The example demonstrates how to set Pure text formatting mode and perform text extraction.
// open document
Document doc = new Document(inFile);
// create TextAbsorber object to extract text with formatting
TextAbsorber absorber = new TextAbsorber();
// set pure text formatting mode
absorber.setExtractionOptions ( new TextExtractionOptions(TextExtractionOptions.TextFormattingMode.Pure));
// accept the absorber for all document's pages
doc.getPages().accept(absorber);
// get the extracted text
String extractedText = absorber.getText();
Allows to define text formatting mode TextExtractionOptions during extraction. The default mode is TextExtractionOptions.TextFormattingMode.Pure
Parameters:
Parameter | Type | Description |
---|---|---|
value | TextExtractionOptions | TextExtractionOptions value |
getTextSearchOptions()
public TextSearchOptions getTextSearchOptions()
Gets text search options.
Allows to define rectangle which delimits the extracted text. By default the rectangle is empty. That means page boundaries only defines the text extraction region.
Returns: TextSearchOptions - TextSearchOptions value
setTextSearchOptions(TextSearchOptions value)

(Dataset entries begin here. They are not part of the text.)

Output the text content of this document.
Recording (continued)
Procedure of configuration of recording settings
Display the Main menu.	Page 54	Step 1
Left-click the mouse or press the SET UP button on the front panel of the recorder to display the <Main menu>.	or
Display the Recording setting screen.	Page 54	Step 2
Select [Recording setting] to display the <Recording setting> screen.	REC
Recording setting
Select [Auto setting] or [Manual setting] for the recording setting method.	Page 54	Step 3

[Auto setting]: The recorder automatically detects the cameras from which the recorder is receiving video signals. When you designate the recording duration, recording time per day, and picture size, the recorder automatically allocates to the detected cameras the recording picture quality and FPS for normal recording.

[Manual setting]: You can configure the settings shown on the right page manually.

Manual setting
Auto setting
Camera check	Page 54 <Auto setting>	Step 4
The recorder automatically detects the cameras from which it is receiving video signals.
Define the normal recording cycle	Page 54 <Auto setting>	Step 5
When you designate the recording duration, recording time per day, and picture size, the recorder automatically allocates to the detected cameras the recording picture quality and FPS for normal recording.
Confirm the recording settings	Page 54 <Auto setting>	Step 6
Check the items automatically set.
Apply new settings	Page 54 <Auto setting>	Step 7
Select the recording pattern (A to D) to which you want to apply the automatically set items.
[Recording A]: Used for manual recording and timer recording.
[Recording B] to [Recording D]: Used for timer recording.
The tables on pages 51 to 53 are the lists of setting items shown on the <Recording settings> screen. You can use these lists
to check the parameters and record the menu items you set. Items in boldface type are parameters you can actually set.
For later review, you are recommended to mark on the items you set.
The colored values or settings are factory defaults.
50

public void setTextSearchOptions(TextSearchOptions value)
Sets text search options.
Allows to define rectangle which delimits the extracted text. By default the rectangle is empty. That means page boundaries only defines the text extraction region.
Parameters:
Parameter | Type | Description |
---|---|---|
value | TextSearchOptions | TextSearchOptions value |